- O presidente nacional do PSD, Gilberto Kassab, quer lançar candidatura própria à Presidência, mas o partido está dividido, com parte das bancadas estaduais defendendo a reeleição de Lula.
- No Nordeste, várias lideranças sinalizam apoio a Lula, incluindo estados como Bahia, Pernambuco, Ceará, Sergipe, Piauí e Alagoas, ainda que o PSD tenha candidatura própria em debate.
- Em Minas Gerais, o cenário é de oposição à reeleição de Lula, com o vice-governador e outras peças da sigla articulando caminhos diferentes; em São Paulo, Kassab atua para manter espaço ao lado do governador Tarcísio de Freitas.
- Kassab tem buscado ampliar o poder do PSD ao trazer seis deputados estaduais do PSDB e um do Cidadania, além de fortalecer alianças com o governador Caiado (GO) e Marcos Rocha (RO).
- Lula já sinalizou apoio a Rodrigo Pacheco, caso este se candidate a governador de Minas; o partido, apesar de crescer, permanece sem unidade nacional.
O PSD vive uma dança de alianças em meio a uma disputa interna sobre 2026. Gilberto Kassab, presidente da sigla, sinaliza candidatar-se à Presidência, enquanto parcelas das bancadas estaduais já trabalham pela reeleição de Lula (PT). O racha é mais visível no Nordeste, onde o apoio a Lula ganha força entre aliados locais.
Kassab afirma que o partido pode lançar um candidato próprio e cogita a possibilidade de uma chapa puro sangue, citando exemplos recentes de composição interna, como a eleição do governador Ratinho Júnior com vice do PSD e a aliança do prefeito Eduardo Paes com outro nome do partido. O objetivo é ampliar o espaço nacional do PSD.
A aposta de Kassab é consolidar uma terceira via. Nesta semana, ele anunciou que seis deputados estaduais do PSDB e um do Cidadania deixam o PSDB para o PSD a partir de 4 de março. Também soma ao PSD o governador Marcos Rocha, de Rondônia, do União.
Em sinal de apoio variável, Kassab indicou alinhamento com o bolsonarismo em cenários de segundo turno. Em possível conflito entre Lula e Flávio Bolsonaro, o senador teria o apoio do PSD, conforme declarações do presidente.
Paralelamente, o PSD já enfrenta realidades regionais com diretórios alinhados a Lula.
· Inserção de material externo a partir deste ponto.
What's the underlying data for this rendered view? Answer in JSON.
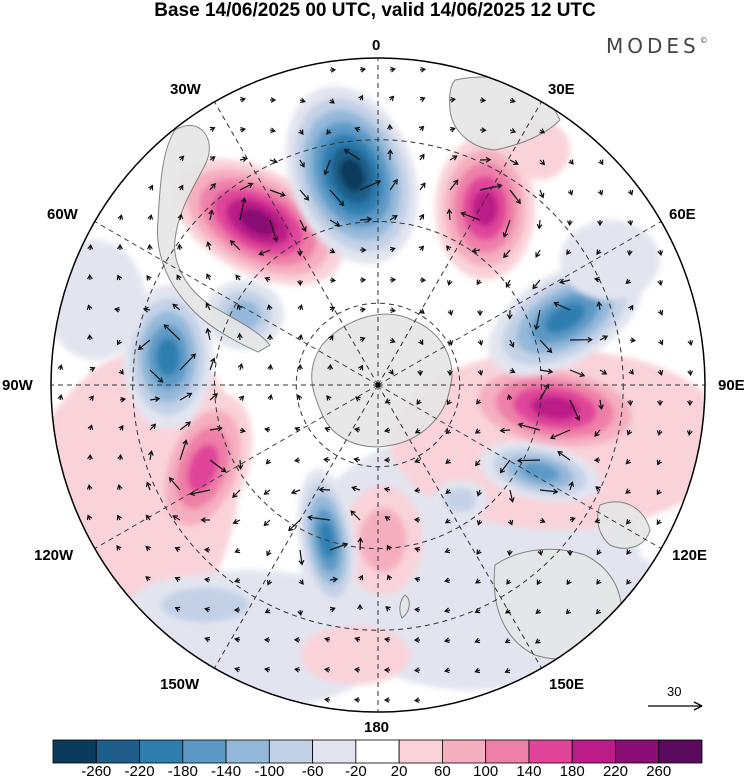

A contradição entre estratégia nacional e prioridades locais revela um avanço de alianças regionais que favorecem o PT em várias regiões.
No Nordeste, a maioria dos estados sinaliza apoio a Lula, mesmo com a presença de candidaturas próprias do PSD. A região é vista como crucial para a prossecução eleitoral de Lula, o que pode comprometer a unidade nacional do partido.
Bahia, Pernambuco, Ceará, Sergipe, Piauí, Alagoas e Maranhão apresentam diferentes níveis de alinhamento com Lula. Em Bahia, o senador Otto Alencar afirma apoio ao petista. Em Pernambuco, André de Paula atua como aliado de Lula. No Ceará, o PSD segue a linha do governador PT Elmano de Freitas.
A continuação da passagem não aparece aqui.